## Puzzled by the definition of stationarity

### March 15, 2012

I’m reading Santosh Vempala’s survey “Geometric Random Walks: A Survey,” and already I’m puzzled at one of the very first definitions he gives.

Define a Markov chain as a state space sigma algebra pair \((K, \mathcal{A})\) with transition probability measures given by \(P_u\) for each \(u \in K.\)

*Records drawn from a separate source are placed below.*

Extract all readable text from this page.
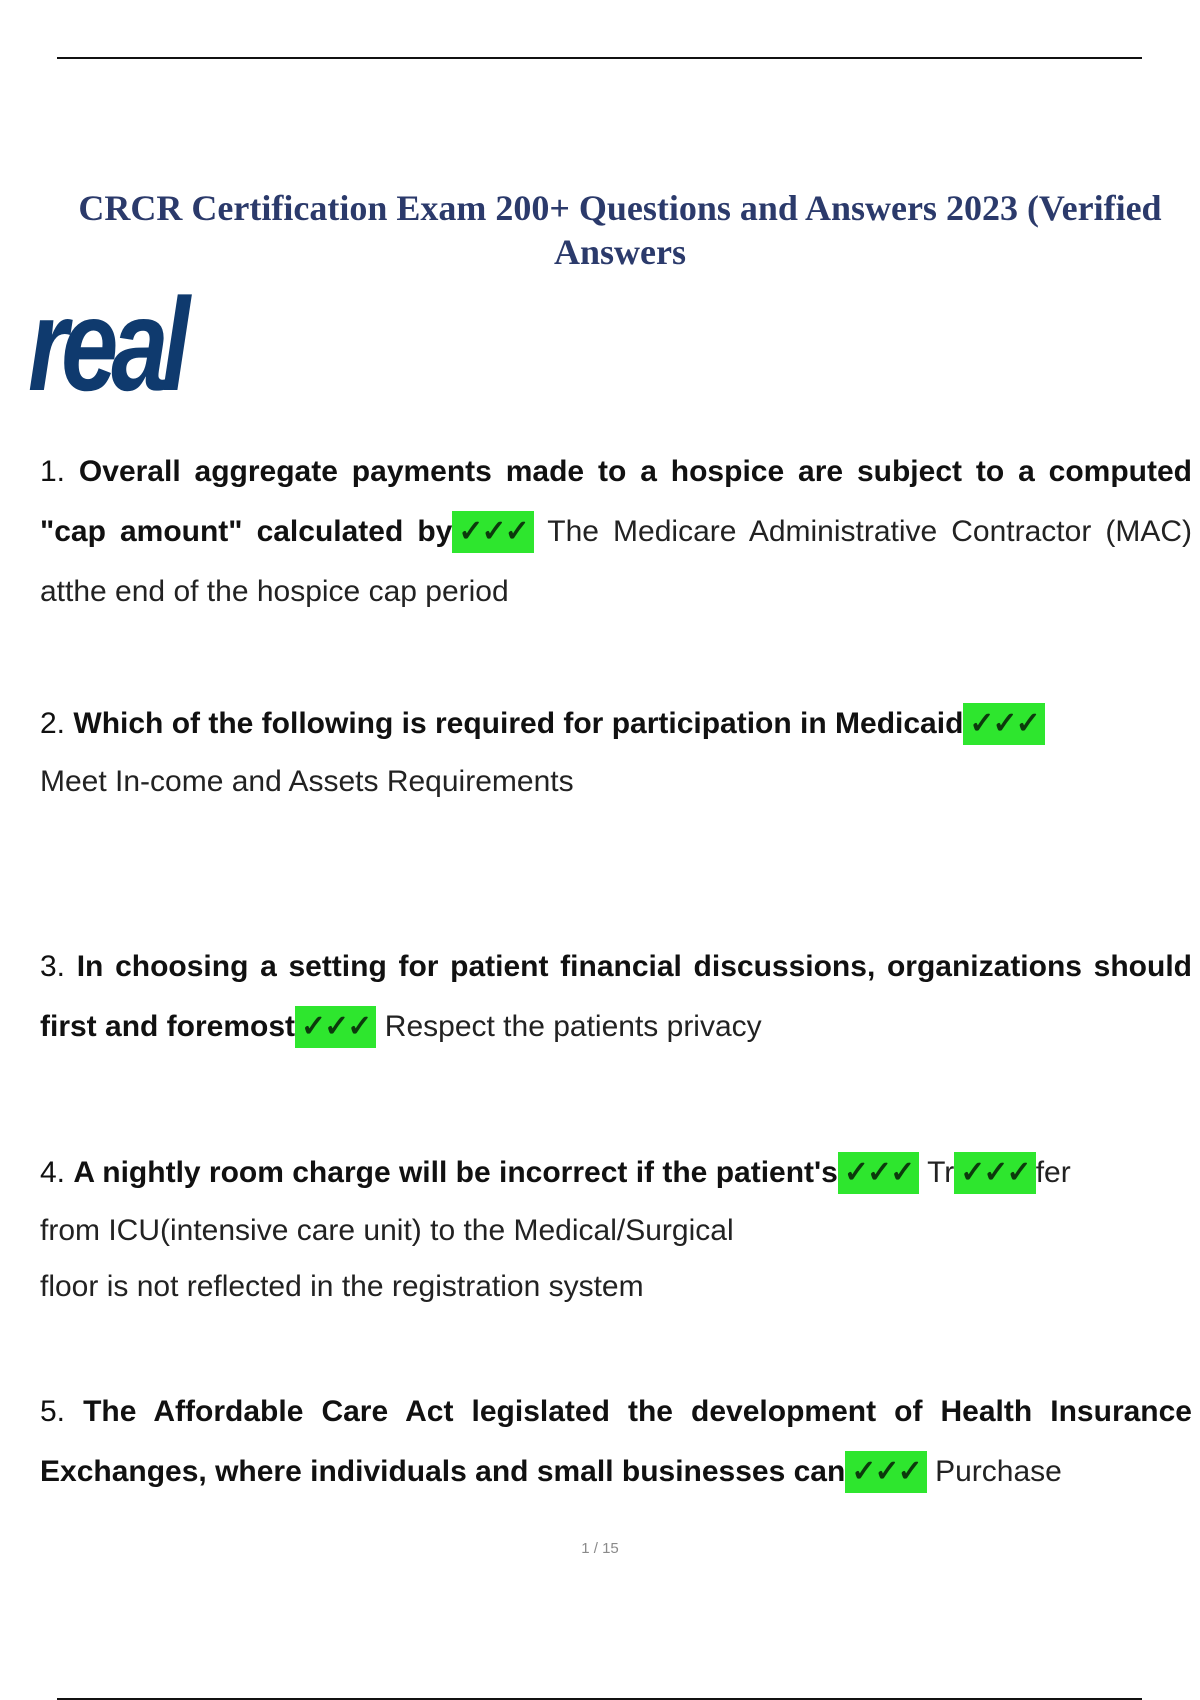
CRCR Certification Exam 200+ Questions and Answers 2023 (Verified Answers
real
1. Overall aggregate payments made to a hospice are subject to a computed "cap amount" calculated by ✓✓✓ The Medicare Administrative Contractor (MAC) atthe end of the hospice cap period
2. Which of the following is required for participation in Medicaid ✓✓✓
Meet In-come and Assets Requirements
3. In choosing a setting for patient financial discussions, organizations should first and foremost ✓✓✓ Respect the patients privacy
4. A nightly room charge will be incorrect if the patient's ✓✓✓ Tr ✓✓✓ fer
from ICU(intensive care unit) to the Medical/Surgical
floor is not reflected in the registration system
5. The Affordable Care Act legislated the development of Health Insurance Exchanges, where individuals and small businesses can ✓✓✓ Purchase
1 / 15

A distribution \(Q\) on \((K, \mathcal{A})\) is called stationary if one step from it gives the same distribution, i.e., for any \(A \in \mathcal{A},\)

\[

\int_A P_u(A) \, dQ(u) = Q(A).

\]

This definition makes sense in words, but mathematically it doesn’t seem sound: unless \(P_u(A) = 1\) a.e. (with respect to \(u \in A\)), this equality can’t hold. I must be missing something…

**Update: **

The definition should involve integration over the whole space:

A distribution \(Q\) on \((K, \mathcal{A})\) is called stationary if one step from it gives the same distribution, i.e., for any \(A \in \mathcal{A},\)

\[

\int_K P_u(A) \, dQ(u) = Q(A).

\]

That this is so can be seen from the discrete case. Just goes to show you that you have to be careful even when reading peer-reviewed articles.